Kitapta Başbuğ’un en dikkat çekici ifadelerinden bazıları da şunlar: “Genelkurmay Karargâhı’nda emrimde çalışan general, amiral, subay ve astsubaylar, saçma sapan nedenlerle, yani İnternet Andıcı nedeniyle Ağustos 2011’de tutuklandılar. Hemen bu olaya ilişkin bir basın açıklaması hazırladım. Amacım, bu açıklamayla arkadaşlarıma destek vermek ve kamuoyunu bilgilendirmekti. Hazırladığım basın açıklamasını avukatlarımla tartıştık. Bu basın açıklamasının yapılmasının uygun olmayacağını söylediler. Onun yerine mahkemede tanıklık yapmaya hazır olduğumun açıklanmasının daha iyi olacağını ifade ettiler. Tartışma sonunda onların teklifini kabul ettim. O günü düşündüğümde, keşke onların teklifini kabul etmeseydim diye hep üzülürüm. O kararım yanlış olmuştu.”
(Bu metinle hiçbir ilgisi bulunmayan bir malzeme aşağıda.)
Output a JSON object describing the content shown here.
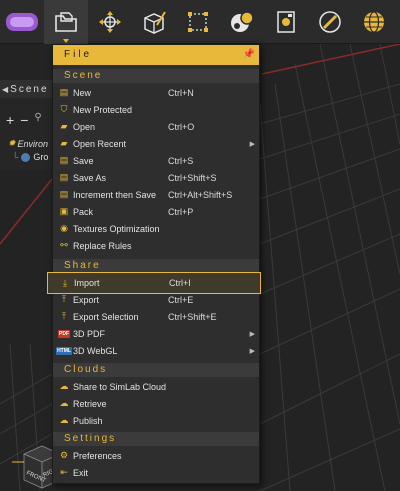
{
  "toolbar": {
    "buttons": [
      {
        "icon": "vr-headset-icon",
        "active": false
      },
      {
        "icon": "file-menu-icon",
        "active": true
      },
      {
        "icon": "transform-move-icon",
        "active": false
      },
      {
        "icon": "box-edit-icon",
        "active": false
      },
      {
        "icon": "selection-box-icon",
        "active": false
      },
      {
        "icon": "materials-icon",
        "active": false
      },
      {
        "icon": "render-icon",
        "active": false
      },
      {
        "icon": "pencil-icon",
        "active": false
      },
      {
        "icon": "globe-icon",
        "active": false
      }
    ]
  },
  "scene": {
    "header": "Scene",
    "tree": {
      "environment": "Environ",
      "group": "Gro"
    }
  },
  "menu": {
    "title": "File",
    "sections": {
      "scene": "Scene",
      "share": "Share",
      "clouds": "Clouds",
      "settings": "Settings"
    },
    "items": {
      "new": {
        "label": "New",
        "shortcut": "Ctrl+N"
      },
      "new_protected": {
        "label": "New Protected",
        "shortcut": ""
      },
      "open": {
        "label": "Open",
        "shortcut": "Ctrl+O"
      },
      "open_recent": {
        "label": "Open Recent",
        "shortcut": ""
      },
      "save": {
        "label": "Save",
        "shortcut": "Ctrl+S"
      },
      "save_as": {
        "label": "Save As",
        "shortcut": "Ctrl+Shift+S"
      },
      "increment_save": {
        "label": "Increment then Save",
        "shortcut": "Ctrl+Alt+Shift+S"
      },
      "pack": {
        "label": "Pack",
        "shortcut": "Ctrl+P"
      },
      "textures_optimization": {
        "label": "Textures Optimization",
        "shortcut": ""
      },
      "replace_rules": {
        "label": "Replace Rules",
        "shortcut": ""
      },
      "import": {
        "label": "Import",
        "shortcut": "Ctrl+I"
      },
      "export": {
        "label": "Export",
        "shortcut": "Ctrl+E"
      },
      "export_selection": {
        "label": "Export Selection",
        "shortcut": "Ctrl+Shift+E"
      },
      "pdf3d": {
        "label": "3D PDF",
        "shortcut": "",
        "tag": "PDF"
      },
      "webgl3d": {
        "label": "3D WebGL",
        "shortcut": "",
        "tag": "HTML"
      },
      "share_cloud": {
        "label": "Share to SimLab Cloud",
        "shortcut": ""
      },
      "retrieve": {
        "label": "Retrieve",
        "shortcut": ""
      },
      "publish": {
        "label": "Publish",
        "shortcut": ""
      },
      "preferences": {
        "label": "Preferences",
        "shortcut": ""
      },
      "exit": {
        "label": "Exit",
        "shortcut": ""
      }
    }
  },
  "viewcube": {
    "front": "FRONT",
    "right": "RIGHT"
  },
  "colors": {
    "accent": "#e8b83a",
    "menu_bg": "#2e2e2e",
    "section_bg": "#3b3b3b",
    "viewport_bg": "#232323"
  }
}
Parkaya oğlumun kokusu sinmişti
“2012 yılının Ocak ayı gerçekten sert ve soğuk geçiyordu. Salondaki kalorifer petekleri yetersizdi. Evden kalın giysiler istedim. Getirdikleri giysiler arasında tam kışlık bir parka vardı. Bu parkayı ben almıştım. Daha sonra, soğuk havalarda giymesi için Murat’a vermiştim. Bir gün o parkayı giyerek kar altında yürüyüş yapmak üzere avluya çıktım. Parkaya tamamen Murat’ın kokusu sinmişti. Yürüyüş esnasında onun kokusunu duymak bir taraftan ona olan özlemimi körüklemiş, diğer taraftan da adeta onu yakınımda hissetmeme neden olmuştu. Hem üzüntülü hem de mutluydum. Her fırsatta parkayı giyerek avluya çıkıyordum.”